Sunday, September 11, 2016


Seriously now, can Hawaii double domestic food production while ag land is being taken for development?

The carpenter needs work, but here it comes at the expense of the farmer
.quoting myself again

by Larry Geller

20160911SAA Star-Advertiser front-page story today reports that Hawaii Governor Ige has revised a campaign pledge to double domestic food production by 2020. Now it’s 2030.

Should we be surprised? Here’s the same paper’s front page just two days ago:

20160909SAThe cryptic headline is attached to a report of groundbreaking for the sprawling Hoopili development, located on what may be the best agricultural land on Oahu.
Land use on Oahu is a municipal matter, and I don’t think there is much doubt that the City Council is in the pockets of the developers (see, for example, the data in this article). If so, the gov’s pledge hasn’t a chance.

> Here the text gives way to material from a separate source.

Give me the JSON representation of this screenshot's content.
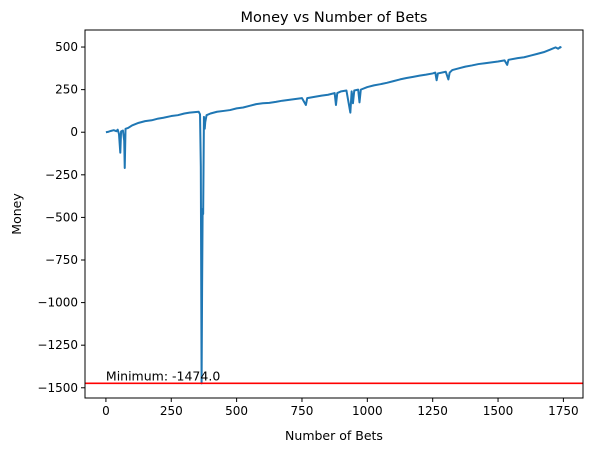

It’s not just the City Council. Mayor Caldwell has been in the news this election season re questions about his “side job” for a bank that earns him $200,000 a year. It’s fair to ask if he has a conflict should development be a policy issue that his bank might have an interest in.

Without abundant land to be farmed it’s hard to see that agriculture can increase materially by 2030, and a campaign pledge of 2020 now sounds like a huge joke. On us, of course.

The pull-quote above is from a rant I posted in 2012, Hoopili, Koa Ridge: Part of Honolulu’s end game. A snip:

In Honolulu, the transformation from a Pacific island to Los Angeles by the Sea is approaching reality. Our city government sees no reason to restrain developers and gives in to each and every grand scheme. Residents of Honolulu, unlike, say, the concerned citizens of Portland, Oregon, are content to leave city planning, if there is such a thing here at all, to elected officials fattened by developers and related architects, engineers, and trade unions. The carpenter needs work, but here it comes at the expense of the farmer.

Paving over farmland is also well advanced. The lush Manoa valley used to be the breadbasket of Honolulu. Each day enough rain would fall, and then the sun would cause any kind of plant to grow. There were cows and horses, I’m told. But look at it now. Yes, lawns in the valley are lush and green, but they don’t feed anyone.

We already import almost all of our food, a situation which causes local money to fly out of state since supermarkets are owned by Mainland firms. What kind of idiots are we, to prefer canned vegetables to freshly grown?